According to analysis by accountancy firm Price Waterhouse Cooper (PWC) the average United Kingdom house price is unlikely to return to its previous peak, adding there was only approximately a 50% chance prices would recover to their pre 2007 levels by the year 2020.

Land registry figures for England and Wales the average house prices have fallen by 12% or £21,232 since the peak in 2007. Communities and local department suggested that the annual home price fall was approximately 1.6% meaning the average UK home was worth around £203,528.

Nationwide building society figures suggest that the average house price rose to £168,731 more than January’s figures of £161,211 however there was only 204,000 property transactions recorded in the three months to June.

Many estate agents have reported a stand off between sellers and buyers, with sellers reluctant to lower the house price and buyers UN willing to pay over the odds. This is hardly surprising as buyers especially first time buyers now need deposits in the region of £60,000 and also need to earn more than 30% more than the average wage.

Mortgages are the key to the property market, without a mortgage the majority of buyers can not purchase a home. Price availability and restrictions imposed on mortgages have the biggest impact on buyer’s ability to purchase a home.

Banks fearful of huge losses have dramatically cut back on mortgage lending thus a vicious circle begins. Banks cut back on lending and raise deposits, fewer home buyers can secure finance, property prices fall and banks then in turn become more fearful and cut back further on lending.

Home buyers with a deposit would be amongst those to gain from the current situation, benefiting from relatively low mortgage interest rates while those with out a deposit would be potential losers.

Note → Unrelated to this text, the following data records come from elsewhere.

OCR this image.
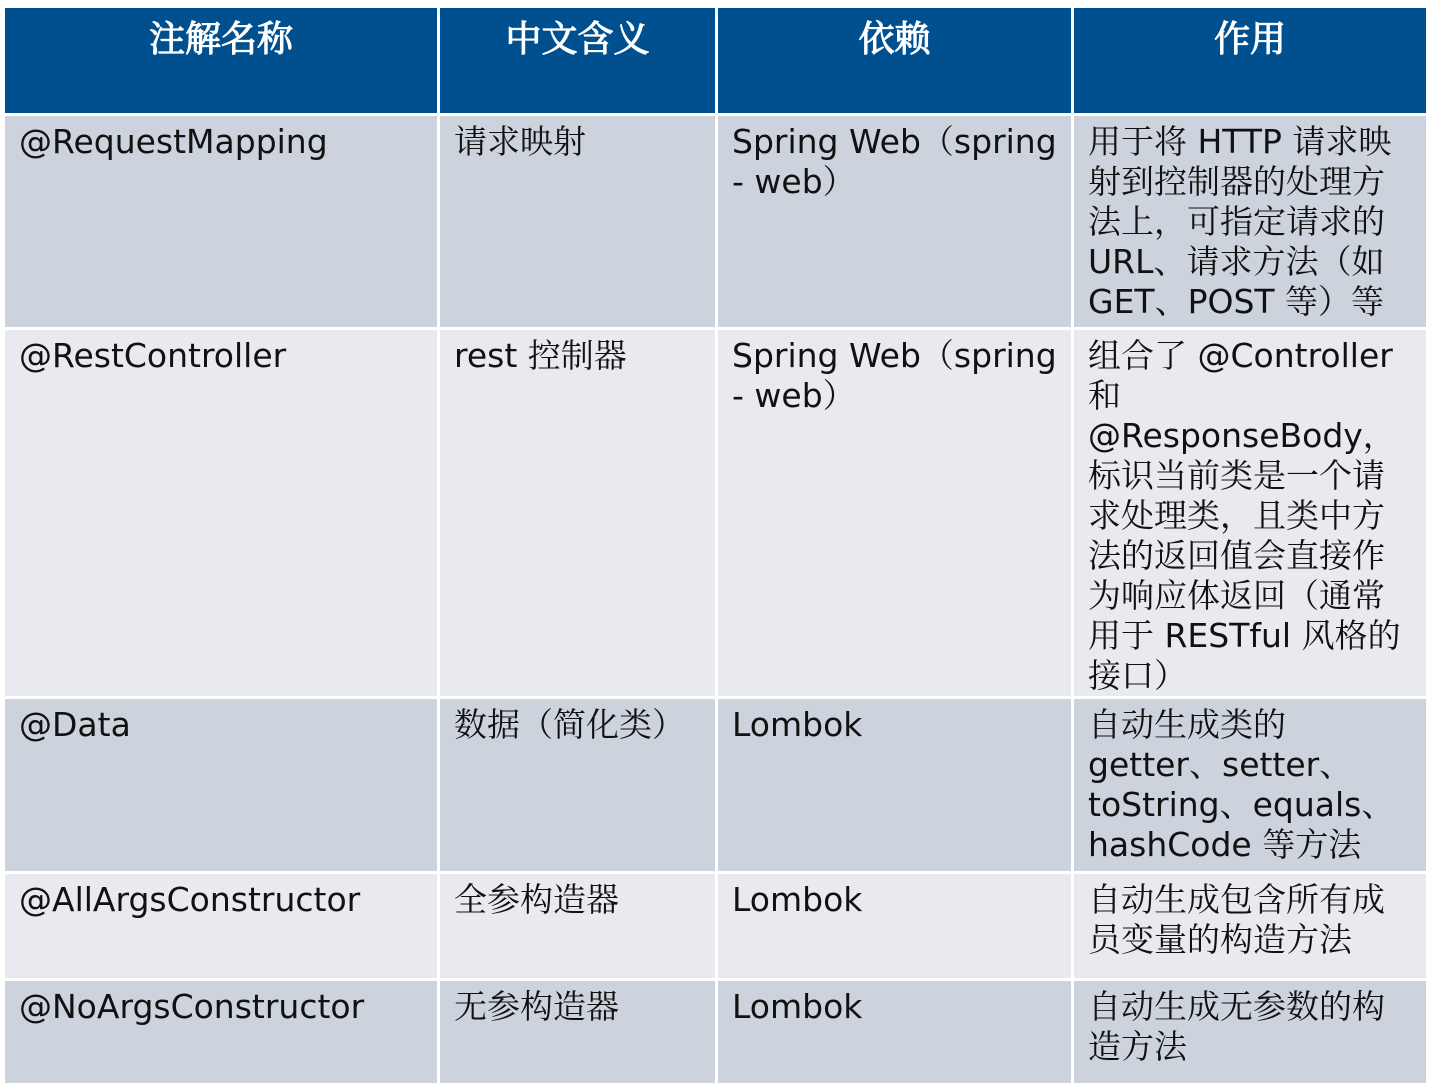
注解名称	中文含义	依赖	作用
@RequestMapping	请求映射	Spring Web（spring - web）	用于将 HTTP 请求映射到控制器的处理方法上，可指定请求的 URL、请求方法（如 GET、POST 等）等
@RestController	rest 控制器	Spring Web（spring - web）	组合了 @Controller 和 @ResponseBody，标识当前类是一个请求处理类，且类中方法的返回值会直接作为响应体返回（通常用于 RESTful 风格的接口）
@Data	数据（简化类）	Lombok	自动生成类的 getter、setter、toString、equals、hashCode 等方法
@AllArgsConstructor	全参构造器	Lombok	自动生成包含所有成员变量的构造方法
@NoArgsConstructor	无参构造器	Lombok	自动生成无参数的构造方法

Estate agents state that they are struggling to sell properties, unless sellers are willing to accept their expectations on prices need to be lowered. However estate agents are reluctant to turn down any new instruction and are still taking on all properties, some of these are remaining unsold until sellers start to cut their prices.

There are two factors that have stopped sales and prices falling more sharply. Firstly the Bank of England keeping interest rates as low as possible for as long as possible and secondly lower than expected rise in unemployment.

Expert commentators are divided about whether house prices will fall, rise or stabilise in the coming 12 months. Whatever happens to house prices in 2011 many analysis’s  believe that mortgage borrowing and complete sales will stay at very low levels.